But you have raised a banner for those who fear you— a rallying point in the face of attack. Psalm 60:4 (NLT)
Scholars tell us that Psalms 54-60 were placed together for a reason. The seven psalms form a cluster that fit together like a literary word picture in the Hebrew language in which it was originally written. Think of a mountain. Psalm 54 is an individual’s plea for God’s help. On the opposite end is Psalm 60 which is a nation’s plea for God’s help. The Psalms on either side lead up to a pinnacle in the center, Psalm 57, which contains two sets of seven lines (notice the repetitive theme of seven?) containing a refrain calling for God to be exalted.
I find it interesting the contrasting opposite ends of the cluster of psalms. The plea for the individual and the plea for the nation. This morning I’m weighing out in my mind the amount of time I spend thinking about and praying for myself and the amount of time I spend thinking about and praying for our nation. The scale I have pictured in my head tips quickly and decisively with a loud “thunk” on the side of the self-centered prayers.
Today I’m reminded that, no matter the country we find ourselves living in, God calls on us to pray for our leaders and our government. There is so much trouble in the world. We need God’s help to navigate the troubles of the nations just as much as we need His help to navigate our own personal journeys.

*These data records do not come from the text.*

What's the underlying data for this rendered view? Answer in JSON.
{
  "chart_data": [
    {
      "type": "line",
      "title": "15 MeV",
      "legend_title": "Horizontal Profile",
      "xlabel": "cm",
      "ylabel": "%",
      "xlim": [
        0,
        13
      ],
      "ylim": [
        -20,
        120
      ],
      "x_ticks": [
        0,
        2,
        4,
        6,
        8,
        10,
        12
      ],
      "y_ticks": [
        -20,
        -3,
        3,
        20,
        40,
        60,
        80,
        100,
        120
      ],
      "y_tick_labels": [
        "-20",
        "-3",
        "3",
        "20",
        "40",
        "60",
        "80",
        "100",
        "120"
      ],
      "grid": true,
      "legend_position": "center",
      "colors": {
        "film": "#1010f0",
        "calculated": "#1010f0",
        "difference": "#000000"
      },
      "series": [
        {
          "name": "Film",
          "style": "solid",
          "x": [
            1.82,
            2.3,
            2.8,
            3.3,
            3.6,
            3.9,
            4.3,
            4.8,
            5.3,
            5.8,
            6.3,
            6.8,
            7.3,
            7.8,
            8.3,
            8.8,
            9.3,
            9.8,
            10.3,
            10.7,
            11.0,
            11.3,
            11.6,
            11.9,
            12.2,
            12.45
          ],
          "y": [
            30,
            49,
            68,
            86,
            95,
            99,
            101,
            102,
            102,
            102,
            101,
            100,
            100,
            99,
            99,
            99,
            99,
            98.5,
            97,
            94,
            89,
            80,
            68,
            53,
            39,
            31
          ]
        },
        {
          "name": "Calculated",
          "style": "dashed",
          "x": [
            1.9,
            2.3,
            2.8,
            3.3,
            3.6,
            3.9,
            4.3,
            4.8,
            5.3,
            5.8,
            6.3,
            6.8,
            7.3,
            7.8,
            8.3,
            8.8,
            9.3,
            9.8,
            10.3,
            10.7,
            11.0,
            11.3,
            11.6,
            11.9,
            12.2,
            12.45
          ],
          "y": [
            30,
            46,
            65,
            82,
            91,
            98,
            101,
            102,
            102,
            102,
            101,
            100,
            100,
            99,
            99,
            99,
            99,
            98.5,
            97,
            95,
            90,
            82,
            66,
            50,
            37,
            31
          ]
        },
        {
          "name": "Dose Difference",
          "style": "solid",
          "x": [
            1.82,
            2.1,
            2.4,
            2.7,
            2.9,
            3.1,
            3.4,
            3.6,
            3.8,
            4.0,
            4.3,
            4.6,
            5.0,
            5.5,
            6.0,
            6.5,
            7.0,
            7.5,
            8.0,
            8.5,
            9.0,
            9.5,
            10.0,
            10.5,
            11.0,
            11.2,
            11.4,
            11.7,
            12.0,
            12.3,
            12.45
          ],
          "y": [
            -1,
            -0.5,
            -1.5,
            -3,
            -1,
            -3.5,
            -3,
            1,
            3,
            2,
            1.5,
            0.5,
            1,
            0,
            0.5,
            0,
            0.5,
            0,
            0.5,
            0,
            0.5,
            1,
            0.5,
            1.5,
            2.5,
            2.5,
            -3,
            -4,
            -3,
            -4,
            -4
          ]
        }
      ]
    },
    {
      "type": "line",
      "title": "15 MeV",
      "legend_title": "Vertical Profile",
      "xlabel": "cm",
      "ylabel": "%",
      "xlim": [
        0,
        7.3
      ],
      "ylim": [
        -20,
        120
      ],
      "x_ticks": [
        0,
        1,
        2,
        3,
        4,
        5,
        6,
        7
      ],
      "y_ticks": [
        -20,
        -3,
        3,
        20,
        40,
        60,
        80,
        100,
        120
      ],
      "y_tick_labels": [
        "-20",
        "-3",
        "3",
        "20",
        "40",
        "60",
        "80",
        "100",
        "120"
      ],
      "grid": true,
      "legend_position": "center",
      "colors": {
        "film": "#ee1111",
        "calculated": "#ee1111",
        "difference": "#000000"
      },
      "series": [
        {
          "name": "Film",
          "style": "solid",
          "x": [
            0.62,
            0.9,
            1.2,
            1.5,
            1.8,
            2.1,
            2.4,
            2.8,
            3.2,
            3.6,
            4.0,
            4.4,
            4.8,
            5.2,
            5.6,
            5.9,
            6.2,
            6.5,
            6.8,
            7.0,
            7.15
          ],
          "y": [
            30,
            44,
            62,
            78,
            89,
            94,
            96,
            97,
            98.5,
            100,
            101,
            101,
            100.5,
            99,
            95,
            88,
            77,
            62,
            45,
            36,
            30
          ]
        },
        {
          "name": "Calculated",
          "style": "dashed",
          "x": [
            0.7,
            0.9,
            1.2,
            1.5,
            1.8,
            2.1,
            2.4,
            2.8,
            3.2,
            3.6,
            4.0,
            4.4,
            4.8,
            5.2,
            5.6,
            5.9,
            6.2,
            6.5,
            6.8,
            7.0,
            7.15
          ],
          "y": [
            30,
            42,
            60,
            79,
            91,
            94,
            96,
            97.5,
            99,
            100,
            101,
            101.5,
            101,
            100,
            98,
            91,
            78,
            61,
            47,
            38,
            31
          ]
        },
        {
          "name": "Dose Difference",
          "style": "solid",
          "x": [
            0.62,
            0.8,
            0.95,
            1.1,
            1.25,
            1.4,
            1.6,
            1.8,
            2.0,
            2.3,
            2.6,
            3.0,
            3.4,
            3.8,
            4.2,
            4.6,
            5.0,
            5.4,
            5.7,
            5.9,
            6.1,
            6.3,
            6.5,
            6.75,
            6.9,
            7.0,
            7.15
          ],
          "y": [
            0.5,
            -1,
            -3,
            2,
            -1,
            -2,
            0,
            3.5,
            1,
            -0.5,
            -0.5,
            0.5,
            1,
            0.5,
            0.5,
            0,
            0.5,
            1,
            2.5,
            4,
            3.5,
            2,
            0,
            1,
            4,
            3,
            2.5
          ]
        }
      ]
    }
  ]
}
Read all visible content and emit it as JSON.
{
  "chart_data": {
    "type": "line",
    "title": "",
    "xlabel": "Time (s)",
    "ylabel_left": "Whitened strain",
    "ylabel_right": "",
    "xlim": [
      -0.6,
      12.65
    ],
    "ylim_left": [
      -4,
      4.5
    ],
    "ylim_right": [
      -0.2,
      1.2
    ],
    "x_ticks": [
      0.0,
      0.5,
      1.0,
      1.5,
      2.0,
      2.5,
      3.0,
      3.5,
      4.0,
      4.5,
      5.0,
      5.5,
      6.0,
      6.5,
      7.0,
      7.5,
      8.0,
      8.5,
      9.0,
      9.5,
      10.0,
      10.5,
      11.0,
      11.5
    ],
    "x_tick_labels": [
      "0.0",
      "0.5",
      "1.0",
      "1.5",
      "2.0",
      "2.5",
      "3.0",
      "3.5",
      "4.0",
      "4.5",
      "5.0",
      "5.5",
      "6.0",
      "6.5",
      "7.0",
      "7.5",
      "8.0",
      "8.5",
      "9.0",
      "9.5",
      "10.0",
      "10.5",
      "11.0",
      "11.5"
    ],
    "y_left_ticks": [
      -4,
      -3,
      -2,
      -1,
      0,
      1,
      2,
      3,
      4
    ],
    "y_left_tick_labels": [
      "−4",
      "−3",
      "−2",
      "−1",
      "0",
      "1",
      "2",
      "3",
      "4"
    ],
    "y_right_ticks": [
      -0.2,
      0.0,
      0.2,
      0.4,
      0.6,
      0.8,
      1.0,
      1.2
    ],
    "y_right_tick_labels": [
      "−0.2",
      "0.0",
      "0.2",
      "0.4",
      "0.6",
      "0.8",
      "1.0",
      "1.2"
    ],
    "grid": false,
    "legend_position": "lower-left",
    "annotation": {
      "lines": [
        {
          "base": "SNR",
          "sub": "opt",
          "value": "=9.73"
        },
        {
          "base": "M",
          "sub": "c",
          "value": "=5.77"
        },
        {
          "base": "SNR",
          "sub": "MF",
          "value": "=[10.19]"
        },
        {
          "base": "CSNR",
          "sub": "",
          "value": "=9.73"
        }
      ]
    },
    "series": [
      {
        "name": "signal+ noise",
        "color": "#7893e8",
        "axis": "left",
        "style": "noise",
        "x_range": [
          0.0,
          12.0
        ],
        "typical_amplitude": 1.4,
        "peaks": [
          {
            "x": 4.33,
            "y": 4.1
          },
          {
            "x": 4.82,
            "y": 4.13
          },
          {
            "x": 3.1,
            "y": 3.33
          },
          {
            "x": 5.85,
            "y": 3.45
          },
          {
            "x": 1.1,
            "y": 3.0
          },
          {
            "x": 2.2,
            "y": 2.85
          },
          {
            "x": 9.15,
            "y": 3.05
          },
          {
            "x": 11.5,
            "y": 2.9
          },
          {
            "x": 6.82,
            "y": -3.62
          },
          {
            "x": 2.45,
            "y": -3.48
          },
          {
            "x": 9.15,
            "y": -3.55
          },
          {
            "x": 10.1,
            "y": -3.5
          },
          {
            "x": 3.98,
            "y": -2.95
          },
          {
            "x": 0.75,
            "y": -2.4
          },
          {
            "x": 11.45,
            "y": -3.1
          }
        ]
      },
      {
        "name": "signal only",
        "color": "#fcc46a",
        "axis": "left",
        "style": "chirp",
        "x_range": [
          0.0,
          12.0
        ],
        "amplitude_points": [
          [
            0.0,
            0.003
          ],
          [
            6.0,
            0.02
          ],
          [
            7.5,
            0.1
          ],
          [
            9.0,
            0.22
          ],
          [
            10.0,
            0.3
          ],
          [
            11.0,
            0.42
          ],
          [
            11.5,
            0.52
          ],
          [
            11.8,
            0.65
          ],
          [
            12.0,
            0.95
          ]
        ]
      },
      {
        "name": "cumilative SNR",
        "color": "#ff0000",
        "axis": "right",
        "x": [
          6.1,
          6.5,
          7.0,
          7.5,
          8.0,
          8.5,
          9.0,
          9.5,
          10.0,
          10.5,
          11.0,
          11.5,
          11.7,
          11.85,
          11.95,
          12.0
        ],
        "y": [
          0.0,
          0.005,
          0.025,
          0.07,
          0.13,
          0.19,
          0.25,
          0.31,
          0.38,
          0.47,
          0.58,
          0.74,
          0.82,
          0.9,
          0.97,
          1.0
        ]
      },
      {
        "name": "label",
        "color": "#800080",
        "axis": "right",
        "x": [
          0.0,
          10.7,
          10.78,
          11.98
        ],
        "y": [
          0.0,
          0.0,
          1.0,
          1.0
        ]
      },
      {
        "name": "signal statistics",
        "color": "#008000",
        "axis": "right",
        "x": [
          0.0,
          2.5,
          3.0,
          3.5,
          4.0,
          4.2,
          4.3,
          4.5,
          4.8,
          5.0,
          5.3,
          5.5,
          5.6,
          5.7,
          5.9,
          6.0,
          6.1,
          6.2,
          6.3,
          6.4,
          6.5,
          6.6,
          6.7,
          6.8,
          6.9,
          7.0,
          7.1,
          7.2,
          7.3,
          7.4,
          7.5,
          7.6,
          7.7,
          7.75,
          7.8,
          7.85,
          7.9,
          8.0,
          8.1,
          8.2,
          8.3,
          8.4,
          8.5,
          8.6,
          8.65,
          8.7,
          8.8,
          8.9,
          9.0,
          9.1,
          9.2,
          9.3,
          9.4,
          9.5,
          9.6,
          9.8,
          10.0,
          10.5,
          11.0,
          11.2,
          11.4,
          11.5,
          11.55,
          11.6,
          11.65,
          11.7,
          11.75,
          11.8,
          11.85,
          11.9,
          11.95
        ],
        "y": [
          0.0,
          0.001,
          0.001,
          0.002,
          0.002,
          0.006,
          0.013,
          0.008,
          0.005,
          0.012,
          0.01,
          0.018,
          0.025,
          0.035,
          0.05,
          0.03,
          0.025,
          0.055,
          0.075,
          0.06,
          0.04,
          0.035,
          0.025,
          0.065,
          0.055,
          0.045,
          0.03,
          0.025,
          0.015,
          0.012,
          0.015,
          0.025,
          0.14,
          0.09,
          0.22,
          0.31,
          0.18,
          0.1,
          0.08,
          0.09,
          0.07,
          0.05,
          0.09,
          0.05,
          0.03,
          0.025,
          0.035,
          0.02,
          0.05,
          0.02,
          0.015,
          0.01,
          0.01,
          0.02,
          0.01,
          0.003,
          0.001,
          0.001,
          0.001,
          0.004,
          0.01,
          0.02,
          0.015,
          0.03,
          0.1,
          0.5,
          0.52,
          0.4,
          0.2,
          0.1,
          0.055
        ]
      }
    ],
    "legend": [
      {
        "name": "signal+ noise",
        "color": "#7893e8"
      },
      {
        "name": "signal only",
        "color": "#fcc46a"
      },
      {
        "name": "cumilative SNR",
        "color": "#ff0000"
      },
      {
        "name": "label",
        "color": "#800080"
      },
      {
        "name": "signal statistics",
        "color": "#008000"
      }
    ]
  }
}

Listen to me, O royal daughter; take to heart what I say. Forget your people and your family far away. Psalm 45:10 (NLT)
When it comes to family, I have come to believe that our life journey is a never ending process of separation and union. We get this picture at the very beginning of God’s Message when it says a man will leave his father and mother, the woman will leave her home, and the two will become one. Two individuals separate from their respective family systems. They cut the apron strings. They join together in spiritual, emotional, relational, and functional union and begin the process of establishing their own family system.
I have observed over time that many (if not most) conflicts and struggles in our lives, marriages, families, and communities can be traced back to a failure to get this process right. The system becomes over protective and possessive of the individual, and refuses to let the child go. The individual becomes to dependent on the system or the system becomes dependent on the individual. There is a refusal (often an unconscious one) to fully separate. Subsequent union with another individual can’t successfully be accomplished because one or both individuals are still entangled in their respective family systems.
Separation is not, however, alienation. It was never intended to be. As an individual, differentiated from my family system in a healthy way, I am now even more capable of returning and creating a new and different union with my family which is critical for that family system’s growth and continuous development. I am able to help the system continue the never ending process of refinement because I can approach it with a new, objective and healthy perspective.
From the time our daughters were young, I can best describe my approach to fatherhood as: “catch and release.” I sought to captivate my daughters’ with my love, but it was always with the knowledge and intention that I was preparing them for Father God to captivate them with His perfect love, and perhaps for another man who might someday captivate them and take them away from me. Despite my strong desire to cling and not let go, I realized that this was the way God designed it. For a critical stretch of their own journeys I was there to catch them in their stumbling and falling away. I was also there to constantly instill in them the truth that they were lovable, valuable and capable of more than they felt or knew, and to release them into the world to discover the truth of it for themselves. My job was to release, to launch, and to let go with the knowledge that they would return to me as even more capable individuals and we would both be the better for it.
Believe me, I have not been perfect. But then again, neither have my children, or my wife, my parents, my siblings or my in-laws. The process of separation and union inherently creates conflict, but my wife reminded me yesterday that conflict is not a bad thing. Conflict is a healthy part of the process of both individual and relational definition and development. It is the inescapable reality of living together and walking this journey together as imperfect people in a fallen world. Our shortcomings and failures in the process are a constant reminder of our need of both receiving and extending grace and forgiveness. We separate a loved one from their failures and embrace them with unmerited love. Separation and union. Catch and release.
Into this day, the process and the journey continue.